Studies show that more than 70 percent of teens now own cell phones, up from five years ago when just 40 percent of kids aged 8-18 owned cell phones.
And even that number is a drastic jump compared with pre-September 11 percentages. Before 9/11, most schools banned cell phones on campus. “But after 9/11 and the Columbine shootings, parents wanted to be able to reach their kids all the time,” explained the head of my son’s middle school. “And now the cell phone is not going away, so we have to learn how we can use it to benefit us.”
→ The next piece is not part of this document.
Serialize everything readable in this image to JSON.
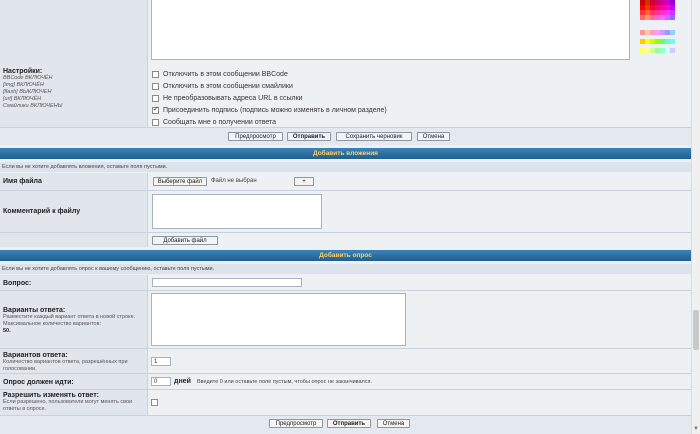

For your benefit, here are just a few lessons learned in our year-plus with the gadget:
If your phone is in your sweatshirt on the floor of the locker room, chances are high that a skate blade will find it, thus requiring a replacement.
This is not recommended.
If you give your phone to a group of girls because they want to “program” it for you, it is entirely possible that the speaker will cease to work, thus requiring a replacement.
This is not recommended.
If you are sitting in the kitchen with your mother when her phone rings and it is your cell number that comes up, it is best to fess up that indeed you have no idea where your phone is.
If you are sitting in the car with your mother when her phone rings and it is your cell number that comes up, it is best to fess up that indeed you have no idea where your phone is.
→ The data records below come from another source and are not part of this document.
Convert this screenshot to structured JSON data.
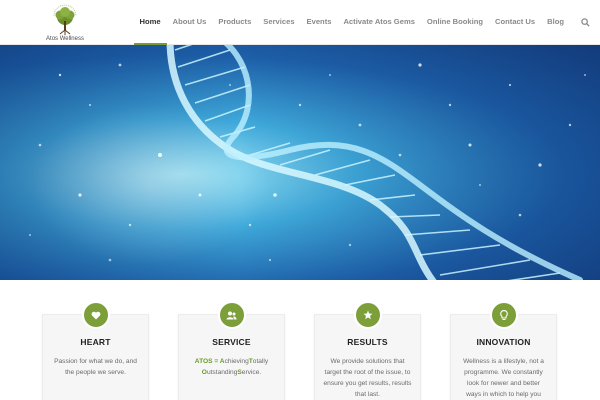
{
  "header": {
    "logo_text": "Atos Wellness",
    "logo_arc_text": "Nurturing from Within",
    "nav": [
      {
        "label": "Home",
        "active": true
      },
      {
        "label": "About Us",
        "active": false
      },
      {
        "label": "Products",
        "active": false
      },
      {
        "label": "Services",
        "active": false
      },
      {
        "label": "Events",
        "active": false
      },
      {
        "label": "Activate Atos Gems",
        "active": false
      },
      {
        "label": "Online Booking",
        "active": false
      },
      {
        "label": "Contact Us",
        "active": false
      },
      {
        "label": "Blog",
        "active": false
      }
    ],
    "search_icon": "search-icon"
  },
  "hero": {
    "image": "dna-helix-illustration"
  },
  "cards": [
    {
      "icon": "heart-icon",
      "title": "HEART",
      "text": "Passion for what we do, and the people we serve."
    },
    {
      "icon": "users-icon",
      "title": "SERVICE",
      "lines": [
        [
          {
            "t": "ATOS",
            "g": true
          },
          {
            "t": " = ",
            "g": true
          },
          {
            "t": "A",
            "g": true
          },
          {
            "t": "chieving",
            "g": false
          },
          {
            "t": "T",
            "g": true
          },
          {
            "t": "otally",
            "g": false
          }
        ],
        [
          {
            "t": "O",
            "g": true
          },
          {
            "t": "utstanding",
            "g": false
          },
          {
            "t": "S",
            "g": true
          },
          {
            "t": "ervice.",
            "g": false
          }
        ]
      ]
    },
    {
      "icon": "star-icon",
      "title": "RESULTS",
      "text": "We provide solutions that target the root of the issue, to ensure you get results, results that last."
    },
    {
      "icon": "lightbulb-icon",
      "title": "INNOVATION",
      "text": "Wellness is a lifestyle, not a programme. We constantly look for newer and better ways in which to help you"
    }
  ],
  "colors": {
    "accent": "#7c9f3a",
    "nav_active": "#333333",
    "nav": "#8a8a8a"
  }
}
If you decide to prevent further incidents of losing or damaging your phone and begin leaving it safely in your backpack, hockey bag, lacrosse bag, or on the kitchen counter, it becomes increasingly difficult –- nearly impossible –- to hear or feel your phone when your mother is calling you.
This is not recommended.
If it is your father, who ostensibly pays for your phone, calling when said communication device is stowed safely out of useful range, this is really not recommended.
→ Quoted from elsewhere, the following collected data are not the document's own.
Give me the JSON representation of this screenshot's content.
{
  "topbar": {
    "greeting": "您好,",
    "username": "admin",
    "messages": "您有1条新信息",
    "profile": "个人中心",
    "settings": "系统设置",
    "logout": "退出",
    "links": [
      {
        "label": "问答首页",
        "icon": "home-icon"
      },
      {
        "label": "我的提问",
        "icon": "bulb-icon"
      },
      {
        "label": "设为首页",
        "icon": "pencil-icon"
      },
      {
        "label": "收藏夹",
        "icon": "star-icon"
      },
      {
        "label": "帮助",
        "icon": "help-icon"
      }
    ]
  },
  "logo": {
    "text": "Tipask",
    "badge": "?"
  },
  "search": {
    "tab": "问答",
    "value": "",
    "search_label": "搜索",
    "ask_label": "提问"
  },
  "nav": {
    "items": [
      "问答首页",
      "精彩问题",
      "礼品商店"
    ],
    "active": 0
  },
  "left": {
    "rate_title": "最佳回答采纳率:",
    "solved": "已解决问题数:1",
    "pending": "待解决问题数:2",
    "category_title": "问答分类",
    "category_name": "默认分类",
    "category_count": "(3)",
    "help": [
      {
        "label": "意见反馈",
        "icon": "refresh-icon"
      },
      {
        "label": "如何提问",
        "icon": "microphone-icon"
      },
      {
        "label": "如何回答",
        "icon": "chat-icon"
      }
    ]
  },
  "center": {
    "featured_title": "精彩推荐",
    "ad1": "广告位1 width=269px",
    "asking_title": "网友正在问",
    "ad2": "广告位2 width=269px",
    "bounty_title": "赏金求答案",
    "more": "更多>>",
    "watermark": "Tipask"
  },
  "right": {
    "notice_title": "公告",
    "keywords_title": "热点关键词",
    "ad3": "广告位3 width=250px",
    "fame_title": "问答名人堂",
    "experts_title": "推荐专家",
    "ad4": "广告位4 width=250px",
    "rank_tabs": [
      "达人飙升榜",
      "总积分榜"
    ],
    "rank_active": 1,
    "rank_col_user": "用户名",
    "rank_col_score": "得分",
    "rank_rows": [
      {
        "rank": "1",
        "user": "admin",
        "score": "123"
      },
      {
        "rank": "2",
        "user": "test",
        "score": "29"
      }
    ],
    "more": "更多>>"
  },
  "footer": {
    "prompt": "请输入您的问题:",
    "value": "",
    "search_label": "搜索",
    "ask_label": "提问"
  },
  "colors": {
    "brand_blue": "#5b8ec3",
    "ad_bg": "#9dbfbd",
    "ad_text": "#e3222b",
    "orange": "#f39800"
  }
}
In just over a year, the cell phone and its tempting trappings of responsibility and independence had become a burden. Once again, Slim and I found ourselves having “the cell phone conversation.” And he was the one who captured the situation best, “He can always say he had a phone. He lost it and now his parents have taken it away. That’s a credible narrative.” Indeed, it was not a week later when the familiar chirp of his phone alerted my son that one of his people had messaged that most expressive mot, “ ‘sup?”
My youngest moaned with envy, “I can’t wait until I can get a cell phone.”
“Trust me, you don’t need a cell phone,” said his big brother. “I don’t even need a cell phone.”
And rather than try to reel his words back in or backtrack on his logic when our eyes met, he accepted and owned the truth of his statement.
He found me later and laid his cell phone on the kitchen counter, just like Charlie Bucket returning the Everlasting Gobstopper to Willy Wonka. The evils of temptation, Slugworth and sexting had been denied in one fell swoop.
“I just think I’ll be able to relax so much more if I don’t always have to carry it with me and worry about it all the time,” he explained.
“Could you just turn it off for a few months and then we’ll try it again when I really need it?”
I’d love to say that the story ended there, we each learned our lesson and went out for ice cream. But instead, we learned another lesson called “early termination fee.” So, we’ll be leaving the phone on, handing our ice cream money over to AT&T and using the gadget as a “special occasion” phone.